Antifreeze, when combined in equal parts with water (50/50), reduces the freezing point to -35 degrees Fahrenheit and raises the boiling temperature to 223 degrees Fahrenheit. Corrosion inhibitors are frequently used in antifreeze to protect the engine and cooling system from rust and corrosion. Alcohol is the main ingredient in most auto antifreezes, but other chemicals are also used to inhibit corrosion and extend the life of automotive components.
When ice melts, it can contain impurities that may be harmful if consumed. These include ammonia, which is toxic if ingested; phosphorous, which can cause serious health problems if it enters the body through the digestive system; and metals such as lead and zinc, which are poisonous at any level of exposure. Antifreeze contains additives to prevent these substances from leaving the mixture upon melting. However, if an accident causes part of the fluid to be released into the environment, then children could potentially consume it. The American Academy of Pediatrics recommends against consuming anything containing antifreeze due to the risk of poisoning for infants, toddlers, and adults alike.

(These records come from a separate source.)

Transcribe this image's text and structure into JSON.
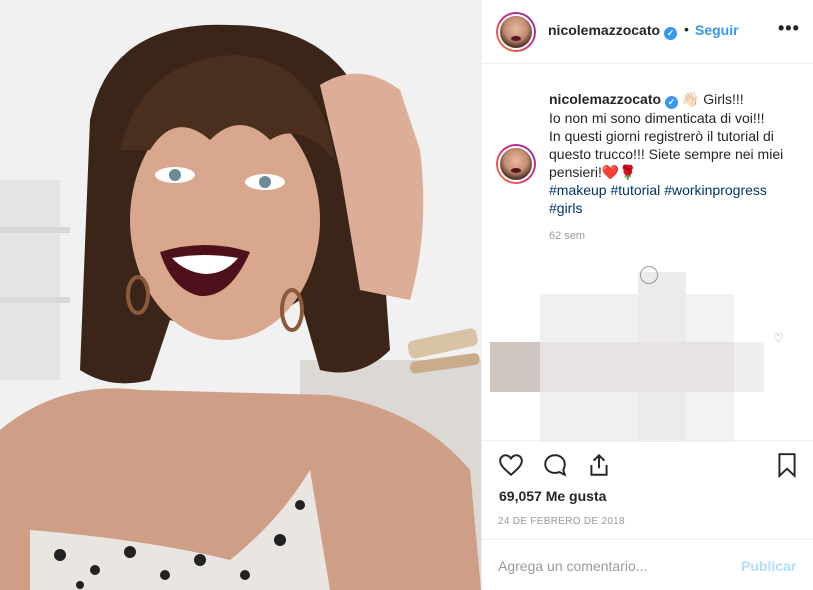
{
  "post": {
    "username": "nicolemazzocato",
    "verified_mark": "✓",
    "separator": "•",
    "follow_label": "Seguir",
    "more_label": "•••"
  },
  "caption": {
    "username": "nicolemazzocato",
    "verified_mark": "✓",
    "line1": "👋🏻 Girls!!!",
    "line2": "Io non mi sono dimenticata di voi!!!",
    "line3": "In questi giorni registrerò il tutorial di questo trucco!!! Siete sempre nei miei pensieri!❤️🌹",
    "hashtags": [
      "#makeup",
      "#tutorial",
      "#workinprogress",
      "#girls"
    ],
    "time": "62 sem"
  },
  "actions": {
    "like_icon": "heart-icon",
    "comment_icon": "comment-icon",
    "share_icon": "share-icon",
    "save_icon": "bookmark-icon"
  },
  "likes": "69,057 Me gusta",
  "date": "24 DE FEBRERO DE 2018",
  "comment": {
    "placeholder": "Agrega un comentario...",
    "publish_label": "Publicar"
  },
  "colors": {
    "link": "#3897f0",
    "hashtag": "#003569",
    "muted": "#999999",
    "publish_disabled": "#b2dffc"
  }
}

The best course of action if you find yourself faced with antifreeze is to call 911 immediately. Police and fire crews will need access to all areas of your vehicle to check for others who might need help and to make sure that no one was hurt in the crash. They will also take care of any animals in the area that might have been exposed to the substance.

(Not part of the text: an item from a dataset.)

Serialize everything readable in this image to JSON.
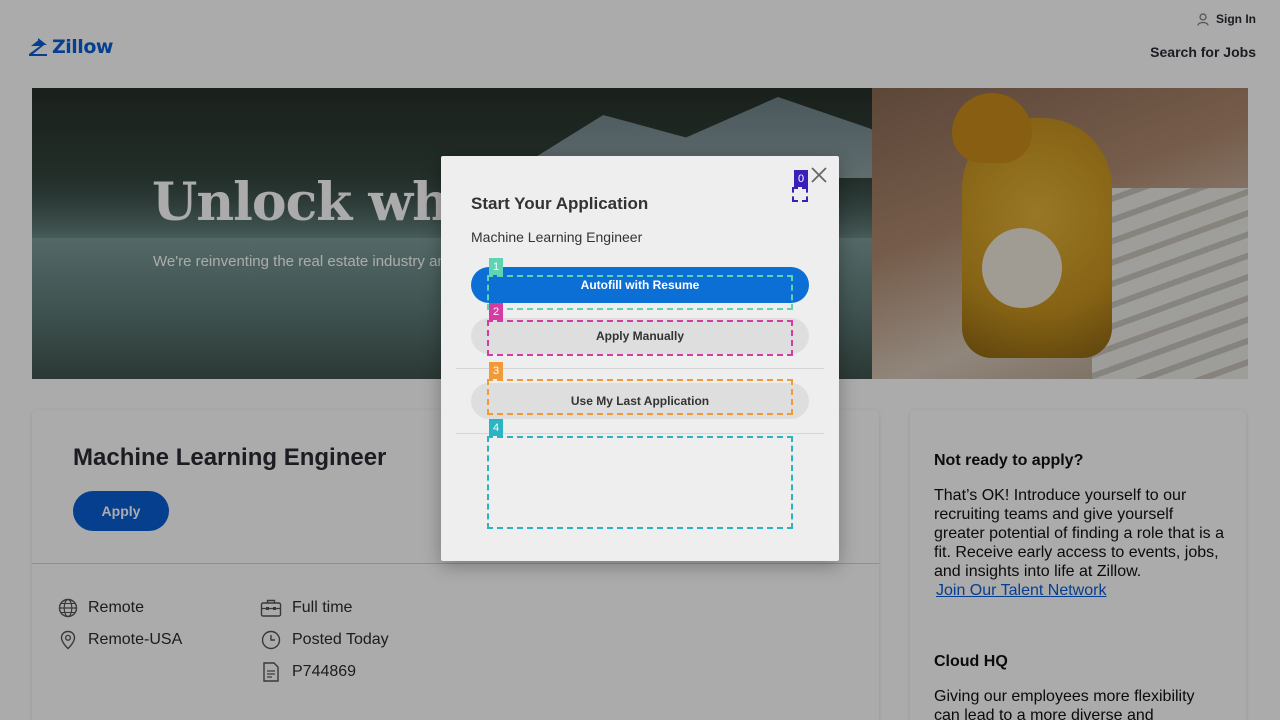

When distilled water is combined with 50% antifreeze, the volume of distilled water is practically decreased in half. It will not degrade metals in a cooling system by combining with glycol. As a result, it is safe to utilize distilled water in a 50/50 mixture. Distilled water can also be used in completely frozen systems. However, if any ice has formed, then the water has absorbed impurities that would otherwise cause problems for plumbing components.

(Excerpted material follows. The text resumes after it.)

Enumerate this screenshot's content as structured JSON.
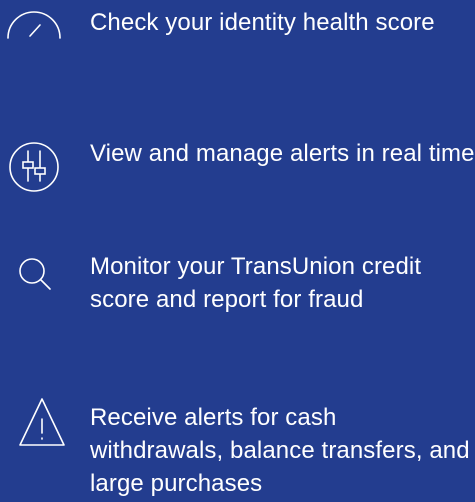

The use of distilled water is recommended by most cooling system manufacturers because it reduces the risk of corrosion within the metal parts of your vehicle's engine. Corrosion is the term used to describe the destructive effect that water has on metals. Allowed to continue, it can lead to the weakening of structural members and other hazards such as leaking fluids or damaged hoses.
Ideally, you should not mix water into your antifreeze. Use diluted antifreeze to top it off if necessary. Distilled water is OK, but regular tap water or bottled water should only be used in a pinch, and if you use that stuff, you should clean your radiator before it wears out. Mixing fluids will cause both fluids to lose value over time.
If you do decide to mix the fluids, don't add more than 5% water to antifreeze. If you put too much water in, it'll just make the mixture less efficient at removing heat. Also, avoid mixing different brands of antifreeze because they have different densities and may settle during storage.
Generally, radiators work best when they're half full of fluid. Adding more than this doesn't increase cooling performance but it does increase the risk of flooding. Flooding can cause damage to both the radiator and the engine, so take care not to pour too much fluid into it.
Mixing water with oil won't affect the water-based part of the formula, but it does mean you need to change the filter regularly. For example, if you mix 20% water with 80% motor oil, then drain and replace the oil every 3,000 miles. This is because the water will break down the metal particles in the oil, causing it to cloud up and need replacing sooner.